Vogen continued, “We call it forensic grade genome sequencing, which is our propriety method we’ve developed.”

After a profile is developed, Vogen said the DNA is uploaded to GED Match, Family Tree DNA and their database DNA Solves. According to Vogen, the lab work takes roughly three months to complete, but the final leg that could prove key to solving the case is really dependent on the quality of the matches.

Vogen said the EastPark John Doe samples are still undergoing testing.

“It’s been a couple months and we’re still in the lab process, but everything looks good,” he said. “I talked to the lab folks and they said the evidence is very traceable. The key is, once you develop that DNA profile, I always celebrate that with the folks we work with because we’ve digitized the that evidence.
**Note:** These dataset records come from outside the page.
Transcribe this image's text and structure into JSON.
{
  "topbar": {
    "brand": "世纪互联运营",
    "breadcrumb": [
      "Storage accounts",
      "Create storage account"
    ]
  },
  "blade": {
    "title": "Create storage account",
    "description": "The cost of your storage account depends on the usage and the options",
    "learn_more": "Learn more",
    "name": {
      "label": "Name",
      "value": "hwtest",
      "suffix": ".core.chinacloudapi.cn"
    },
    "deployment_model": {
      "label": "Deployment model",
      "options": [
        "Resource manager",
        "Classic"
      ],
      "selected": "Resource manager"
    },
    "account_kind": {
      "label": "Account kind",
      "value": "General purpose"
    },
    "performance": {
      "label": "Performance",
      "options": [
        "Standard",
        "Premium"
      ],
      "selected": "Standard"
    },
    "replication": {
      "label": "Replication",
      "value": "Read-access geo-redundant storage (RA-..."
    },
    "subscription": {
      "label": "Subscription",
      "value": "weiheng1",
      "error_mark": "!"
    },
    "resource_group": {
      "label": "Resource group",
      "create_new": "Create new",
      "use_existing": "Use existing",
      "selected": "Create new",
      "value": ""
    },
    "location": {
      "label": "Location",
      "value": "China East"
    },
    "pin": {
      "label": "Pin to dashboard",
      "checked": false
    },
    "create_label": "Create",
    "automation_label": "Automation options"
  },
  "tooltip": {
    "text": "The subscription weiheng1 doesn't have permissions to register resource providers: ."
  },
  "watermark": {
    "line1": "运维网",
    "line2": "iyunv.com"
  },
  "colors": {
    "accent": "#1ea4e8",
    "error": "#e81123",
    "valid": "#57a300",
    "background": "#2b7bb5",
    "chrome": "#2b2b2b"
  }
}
You don’t have to worry about that evidence degrading over time. I’m about to date myself, but it’s like taking a CD and burning it into MP3 form.”
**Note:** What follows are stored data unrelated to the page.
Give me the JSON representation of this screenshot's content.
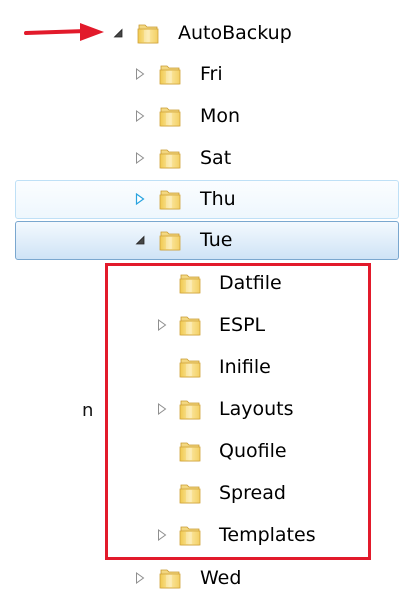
{
  "tree": {
    "root": {
      "label": "AutoBackup",
      "expanded": true
    },
    "children": [
      {
        "label": "Fri",
        "has_children": true,
        "state": "normal"
      },
      {
        "label": "Mon",
        "has_children": true,
        "state": "normal"
      },
      {
        "label": "Sat",
        "has_children": true,
        "state": "normal"
      },
      {
        "label": "Thu",
        "has_children": true,
        "state": "hover"
      },
      {
        "label": "Tue",
        "has_children": true,
        "state": "selected-expanded"
      },
      {
        "label": "Wed",
        "has_children": true,
        "state": "normal"
      }
    ],
    "tue_children": [
      {
        "label": "Datfile",
        "has_children": false
      },
      {
        "label": "ESPL",
        "has_children": true
      },
      {
        "label": "Inifile",
        "has_children": false
      },
      {
        "label": "Layouts",
        "has_children": true
      },
      {
        "label": "Quofile",
        "has_children": false
      },
      {
        "label": "Spread",
        "has_children": false
      },
      {
        "label": "Templates",
        "has_children": true
      }
    ]
  },
  "left_edge_fragment": "n",
  "colors": {
    "annotation_red": "#e21a2b",
    "selection_border": "#7aa7cf",
    "hover_border": "#bfe0f6",
    "folder_yellow": "#f3cf63"
  },
  "icons": {
    "folder": "folder-icon",
    "collapsed": "triangle-right-icon",
    "expanded": "triangle-down-icon",
    "pointer": "red-arrow-annotation"
  }
}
Based on the matches of the database, Vogen said genealogists will go piece together a family tree. If it’s a first or even a second cousin, that could be relatively short work. But if it’s a third, fourth or a fifth cousin match, Vogen said it could take a spell.

“If you have to start working from a fifth cousin or something, that takes some time to build through public records,” he said. “It’s tedious work and I know I could never do it. But there’s people out there who are really good at it and there’s folks who really enjoy it and leave no stone unturned.”
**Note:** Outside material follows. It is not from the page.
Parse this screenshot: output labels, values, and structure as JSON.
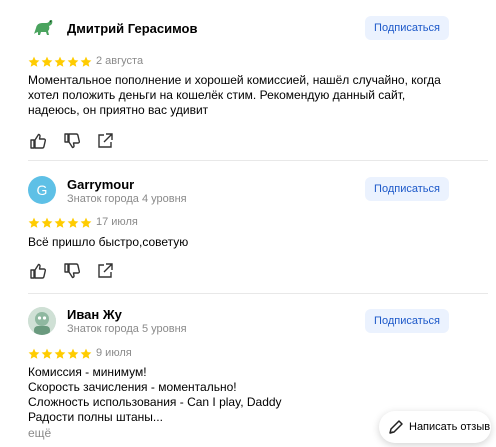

Based on what the geologists uncover, the information is then turned over to law enforcement, Vogen said. Authorities can then go out and speak with people who might be a cousin or a sibling — they may ask if they’re missing a loved one and if the person is willing to help, collect a DNA swab.

Boyd County Coroner Mark Hammond said he’s excited about the new development in the case. When The Daily Independent called him earlier this week, it was the first time he heard the samples had been sent for testing to Othram.

“That news just made my day,” Hammond said. “I think it’s very much a step forward that could give closure to a family out there who is missing a loved one. I think someone out there is looking for this person.”

While Hammond’s office assisted Lawrence County, Ohio, authorities in the “Belle in the Well” case — which was solved using similar methods — Hammond said the EastPark John Doe is the first case his office has had undergo this type of testing.

“This is groundbreaking technology,” he said.

Morgan Hall, the spokesman for the medical examiner’s office, said the office is working with Othram to solve other cases around the state, too. According to Hall, Othram is testing in cases in Owen, Pendleton and Trigg counties.

According to the National Missing and Unidentified Persons System (NAMUS), Trigg has two open John Doe cases of two men — one found in 1973 and one in 1983 — found dead at Lake Barkley. Owen County has a Jane Doe from 1988, after a woman was found dead in an open field near Owenton, while Pendleton County has a 1996 case of a man found dead in a dry creek bed in Falmouth.

Hall said the ME’s Office is willing to do whatever it takes to identify these Does.

“We are very hopeful these new techniques will identify these people, shed light on investigations and give closure to families and loved ones,” Hall wrote in an email.

While authorities are awaiting results and following up leads, there are a few things the general public can do to assist. Othram accepts donations of both money and DNA samples through its own DNA database, DNA Solves. The page for the East Park John Doe can be found at: https://dnasolves.com/articles/eastpark_john_doe/.

Anyone with any information regarding the EastPark John Does can call KSP Det. Matthew Boarman at (606) 928-6421.

The EastPark John Doe is described as 5-foot-8 and between 140-160 pounds. He had dark brown hair between ear lobe and shoulder length.